Le vice-président exécutif de la Commission européenne responsable du Pacte vert européen, Frans Timmermans, a appelé à envisager des possibilités alternatives à la création d’une facilité financière destinée à réparer les pertes et préjudices provoqués par le changement climatique, mercredi 16 novembre, lors d’un bref entretien avec des journalistes à Charm El-Cheikh, en Égypte, dans le cadre de la 27e conférence des Nations Unies sur les changements climatiques (COP27).
Réclamée notamment par les pays membres du Groupe des 77 (G77), cette facilité aurait pour but de fournir des financements des pays développés vers les pays du Sud afin d’aider ces derniers à faire face aux dégâts causés par le dérèglement climatique qui ne peuvent être évités ni par des actions de réduction des émissions ni par l’adaptation au changement climatique. Il s’agit, selon ces pays, d’une demande légitime, étant donné qu’il subissent particulièrement les impacts d’un dérèglement climatique largement causé par les pays développés.
Assurant partager cet objectif, M. Timmermans, chargé de représenter l’Union européenne lors des négociations à la COP27, a toutefois exprimé plusieurs réserves par rapport à la proposition du G77.
Il a notamment épinglé le fait que leur proposition « part d’une situation d’il y a 30 ans, de 1992 et non de 2022 ». Cela signifie que certains pays, qui ont connu « une croissance considérable » et « disposent aujourd’hui d’un énorme potentiel financier » (la Chine par exemple, NDLR), ne contribueraient pas à cette facilité.
Et d’ajouter : « Je pense que c’est inacceptable. Tout le monde devrait être intégré au système sur la base de sa situation actuelle ».
Il a ensuite estimé que l’argent mobilisé à travers le fond devrait être destiné en priorité aux pays les plus vulnérables, plutôt que de bénéficier potentiellement à tous les pays en développement.
Enfin, le vice-président de la Commission a plaidé pour utiliser les instruments existants, mobilisables immédiatement, plutôt que de se focaliser sur la création d’un fonds qui prendra « des années » à être mis en place.
Afin de débloquer les négociations sur ce sujet, il a proposé de se fixer pour échéance de prendre une décision sur la création d’une facilité financière d’ici un an.

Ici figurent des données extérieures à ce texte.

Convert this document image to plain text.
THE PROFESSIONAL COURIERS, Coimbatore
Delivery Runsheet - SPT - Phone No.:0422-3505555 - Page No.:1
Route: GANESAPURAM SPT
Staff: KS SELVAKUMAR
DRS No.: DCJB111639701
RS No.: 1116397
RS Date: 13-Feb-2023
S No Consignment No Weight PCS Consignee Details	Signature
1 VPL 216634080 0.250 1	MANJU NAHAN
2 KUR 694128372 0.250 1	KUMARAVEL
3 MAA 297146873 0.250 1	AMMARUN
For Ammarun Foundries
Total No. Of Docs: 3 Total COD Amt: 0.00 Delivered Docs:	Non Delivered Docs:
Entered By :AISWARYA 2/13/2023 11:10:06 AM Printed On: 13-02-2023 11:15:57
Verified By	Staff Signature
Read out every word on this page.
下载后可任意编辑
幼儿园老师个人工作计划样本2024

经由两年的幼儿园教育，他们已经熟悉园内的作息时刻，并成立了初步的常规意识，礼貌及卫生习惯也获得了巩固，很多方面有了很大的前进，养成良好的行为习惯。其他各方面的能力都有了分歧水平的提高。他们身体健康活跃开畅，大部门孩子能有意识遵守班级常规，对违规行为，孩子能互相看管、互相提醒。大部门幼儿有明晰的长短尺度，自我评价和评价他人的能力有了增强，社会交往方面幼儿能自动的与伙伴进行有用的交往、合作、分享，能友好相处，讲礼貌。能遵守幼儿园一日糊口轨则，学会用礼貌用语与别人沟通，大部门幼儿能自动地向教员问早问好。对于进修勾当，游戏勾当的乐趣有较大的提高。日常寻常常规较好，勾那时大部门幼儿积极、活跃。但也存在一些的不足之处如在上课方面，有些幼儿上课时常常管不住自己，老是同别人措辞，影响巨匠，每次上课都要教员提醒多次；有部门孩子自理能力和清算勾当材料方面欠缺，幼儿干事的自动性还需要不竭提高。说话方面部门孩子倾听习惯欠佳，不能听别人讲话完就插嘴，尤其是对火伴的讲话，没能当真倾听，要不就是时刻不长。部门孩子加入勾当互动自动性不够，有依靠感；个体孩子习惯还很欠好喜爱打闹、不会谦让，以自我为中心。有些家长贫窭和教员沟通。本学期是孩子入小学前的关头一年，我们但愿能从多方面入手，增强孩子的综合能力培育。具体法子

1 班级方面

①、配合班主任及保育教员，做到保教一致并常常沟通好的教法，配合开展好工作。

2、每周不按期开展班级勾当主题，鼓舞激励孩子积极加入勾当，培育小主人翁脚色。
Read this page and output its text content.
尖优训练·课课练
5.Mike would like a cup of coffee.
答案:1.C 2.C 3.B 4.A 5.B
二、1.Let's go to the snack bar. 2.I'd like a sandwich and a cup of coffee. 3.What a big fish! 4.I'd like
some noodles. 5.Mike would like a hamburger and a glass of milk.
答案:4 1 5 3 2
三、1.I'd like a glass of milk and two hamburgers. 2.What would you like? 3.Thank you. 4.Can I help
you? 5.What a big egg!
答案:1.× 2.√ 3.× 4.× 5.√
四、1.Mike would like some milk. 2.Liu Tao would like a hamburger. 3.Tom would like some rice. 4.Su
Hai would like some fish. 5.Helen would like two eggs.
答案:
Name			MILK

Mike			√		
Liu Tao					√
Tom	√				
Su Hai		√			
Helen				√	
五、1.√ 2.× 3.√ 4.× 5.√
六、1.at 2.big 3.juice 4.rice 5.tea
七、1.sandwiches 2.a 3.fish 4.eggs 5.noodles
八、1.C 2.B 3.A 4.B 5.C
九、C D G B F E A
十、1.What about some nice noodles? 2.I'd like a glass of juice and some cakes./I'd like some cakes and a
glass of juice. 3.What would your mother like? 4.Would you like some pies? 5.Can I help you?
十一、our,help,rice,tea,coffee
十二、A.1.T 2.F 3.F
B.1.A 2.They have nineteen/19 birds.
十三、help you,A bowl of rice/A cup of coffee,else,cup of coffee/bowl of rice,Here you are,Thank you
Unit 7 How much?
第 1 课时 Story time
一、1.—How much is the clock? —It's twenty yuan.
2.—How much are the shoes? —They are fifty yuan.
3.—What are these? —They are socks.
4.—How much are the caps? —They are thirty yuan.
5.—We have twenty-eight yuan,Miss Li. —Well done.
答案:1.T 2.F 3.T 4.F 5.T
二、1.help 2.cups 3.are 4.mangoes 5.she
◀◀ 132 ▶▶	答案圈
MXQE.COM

Par ailleurs, M Timmermans a annoncé que l’UE et quatre États membres (la France, l’Allemagne, les Pays-Bas et le Danemark) fourniront plus d’un milliard d’euros pour soutenir l’adaptation au changement climatique en Afrique, dont 60 millions pour les pertes et préjudices provenant du budget de l’Union (EUROPE 13065/18). (Damien Genicot)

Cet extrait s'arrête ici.